For tires, it depends on your deffinition of "light trail duty". For simple hardpack groomed trails anything with a hybrid tire with simple tread sipes to a more agressive cyclo cross tire will work depending on how you ride. For an aggressive tire the WTB Cross Wolf has a good aggressive tread design and comes in 700x32 which would fit with a good safety margin and performs pretty well on pavement too. For a siped tire that is more road oriented the Bontrager Select Invert is a good tire. Long wearing, good puncture and pinch flat resistance with a solid (or nearly so) center rib for good rolling resistance on the road. But it's not as aggressive as a cross tire. No knobs to speak of, only heavy sipping primarily for channeling water. But they do grip reasonably well on hardpack. Start getting into loose over hard, sand etc. and they do loose their grip though. Just be cautious with them as they only come in a 35c width in the 700 series size. So you'd be at your max.

There are plenty of others out there as well. Most cross tires run in the 32 to 44c range. Just about all the major tire manufacturers, Continental, Kenda, Maxxis, WTB, etc., make cross and hybrid tires. So a little shopping around and/or web surfing will give you a good idea of what's available.

Good Dirt


----------



## FireBallKY (Apr 15, 2004)

Check out the Specialized Borough CX's. I give these tires :thumbsup: :thumbsup:


----------



## eat_dirt (May 26, 2008)

locust 38mm CX tires fit and work pretty well.


----------



## newaccount (Jan 3, 2007)

Thanks. I'm going to look for the most aggressive 35c tire I can find.


----------



## jrm (Jan 12, 2004)

*have you done it?*

interested 2 no if it worked.


----------



## newaccount (Jan 3, 2007)

Not yet. I haven't found the tire yet. I did put on some Conti 30c's and there seems to be adequate clearance for 35c's. If you can get to it first, please post an update. Thanks.


----------



## AndrwSwitch (Nov 8, 2007)

My cyclocross bike has a Hutchinson Bulldog in the back and a Conti Speed King in front. Both tires are nominally 35mm. I like the Bulldog better. It has a little more grip in the mud and I think it rolls a little bit faster despite its larger knobs. I do have to run it at higher pressure, though, because it pinch flats a little more easily.

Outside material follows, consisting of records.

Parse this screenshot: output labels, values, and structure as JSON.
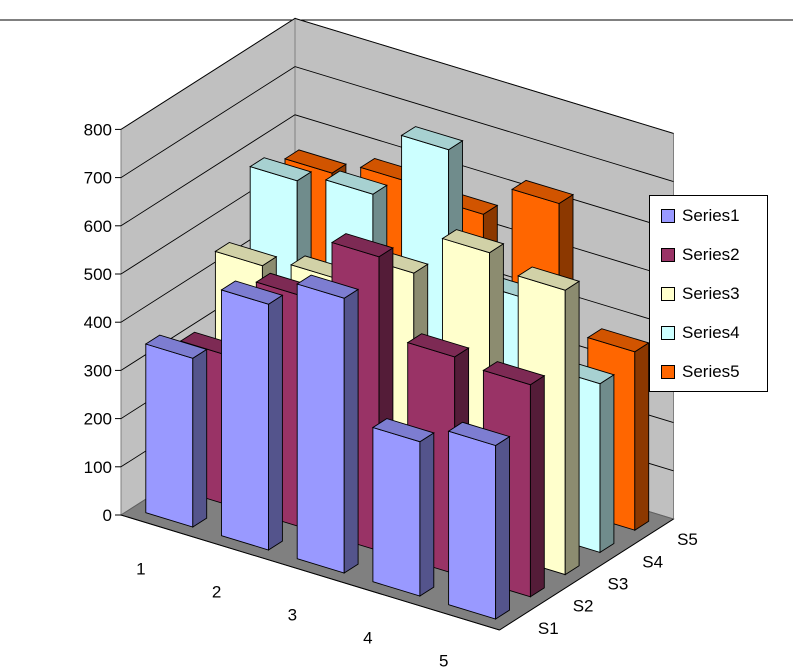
{
  "chart_data": {
    "type": "bar",
    "variant": "3d-column",
    "title": "",
    "xlabel": "",
    "ylabel": "",
    "categories": [
      "1",
      "2",
      "3",
      "4",
      "5"
    ],
    "depth_labels": [
      "S1",
      "S2",
      "S3",
      "S4",
      "S5"
    ],
    "y_ticks": [
      "0",
      "100",
      "200",
      "300",
      "400",
      "500",
      "600",
      "700",
      "800"
    ],
    "ylim": [
      0,
      800
    ],
    "grid": true,
    "legend_position": "right",
    "series": [
      {
        "name": "Series1",
        "color": "#9999ff",
        "values": [
          350,
          510,
          570,
          320,
          360
        ]
      },
      {
        "name": "Series2",
        "color": "#993366",
        "values": [
          310,
          480,
          610,
          450,
          440
        ]
      },
      {
        "name": "Series3",
        "color": "#ffffcc",
        "values": [
          450,
          470,
          530,
          620,
          590
        ]
      },
      {
        "name": "Series4",
        "color": "#ccffff",
        "values": [
          580,
          600,
          740,
          480,
          350
        ]
      },
      {
        "name": "Series5",
        "color": "#ff6600",
        "values": [
          550,
          580,
          560,
          630,
          370
        ]
      }
    ]
  }
}
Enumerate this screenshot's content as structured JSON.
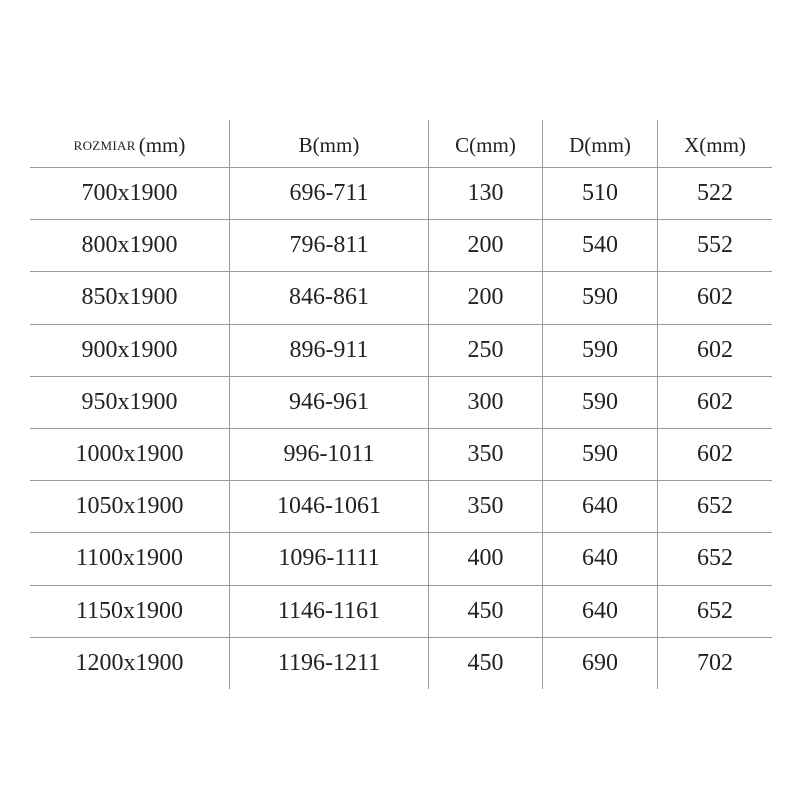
{
  "table": {
    "headers": [
      {
        "label": "ROZMIAR",
        "unit": "(mm)"
      },
      {
        "label": "B",
        "unit": "(mm)"
      },
      {
        "label": "C",
        "unit": "(mm)"
      },
      {
        "label": "D",
        "unit": "(mm)"
      },
      {
        "label": "X",
        "unit": "(mm)"
      }
    ],
    "rows": [
      [
        "700x1900",
        "696-711",
        "130",
        "510",
        "522"
      ],
      [
        "800x1900",
        "796-811",
        "200",
        "540",
        "552"
      ],
      [
        "850x1900",
        "846-861",
        "200",
        "590",
        "602"
      ],
      [
        "900x1900",
        "896-911",
        "250",
        "590",
        "602"
      ],
      [
        "950x1900",
        "946-961",
        "300",
        "590",
        "602"
      ],
      [
        "1000x1900",
        "996-1011",
        "350",
        "590",
        "602"
      ],
      [
        "1050x1900",
        "1046-1061",
        "350",
        "640",
        "652"
      ],
      [
        "1100x1900",
        "1096-1111",
        "400",
        "640",
        "652"
      ],
      [
        "1150x1900",
        "1146-1161",
        "450",
        "640",
        "652"
      ],
      [
        "1200x1900",
        "1196-1211",
        "450",
        "690",
        "702"
      ]
    ]
  }
}
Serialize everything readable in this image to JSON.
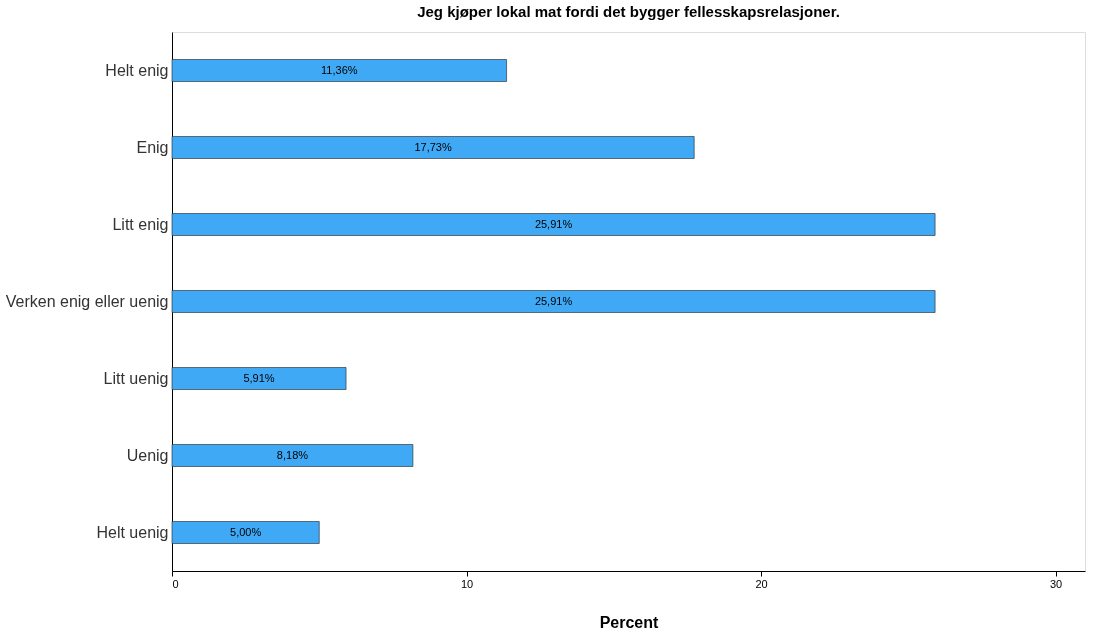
{
  "chart_data": {
    "type": "bar",
    "orientation": "horizontal",
    "title": "Jeg kjøper lokal mat fordi det bygger fellesskapsrelasjoner.",
    "xlabel": "Percent",
    "categories": [
      "Helt enig",
      "Enig",
      "Litt enig",
      "Verken enig eller uenig",
      "Litt uenig",
      "Uenig",
      "Helt uenig"
    ],
    "values": [
      11.36,
      17.73,
      25.91,
      25.91,
      5.91,
      8.18,
      5.0
    ],
    "value_labels": [
      "11,36%",
      "17,73%",
      "25,91%",
      "25,91%",
      "5,91%",
      "8,18%",
      "5,00%"
    ],
    "color": "#3fa9f5",
    "xlim": [
      0,
      31
    ],
    "xticks": [
      0,
      10,
      20,
      30
    ],
    "grid": false
  }
}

Measuring the tires, the Speed King comes out at just over 34mm, but not a full 35. I want my money back! The Bulldog is pretty much bang-on.

Bear in mind that you'll need a little extra clearance for mud, especially around the chainstay bridge, if you ride in the wet.


----------



## jrm (Jan 12, 2004)

*Yup 30cs work great*



newaccount said:


> Not yet. I haven't found the tire yet. I did put on some Conti 30c's and there seems to be adequate clearance for 35c's. If you can get to it first, please post an update. Thanks.


I just installed some IRC tandems on my sirrus


----------



## newaccount (Jan 3, 2007)

jrm said:


> I just installed some IRC tandems on my sirrus


I have a set of Tandems from my Redline. They look cheap, but they work better for me than 23c's when I'm dodging gutters and potholes.


----------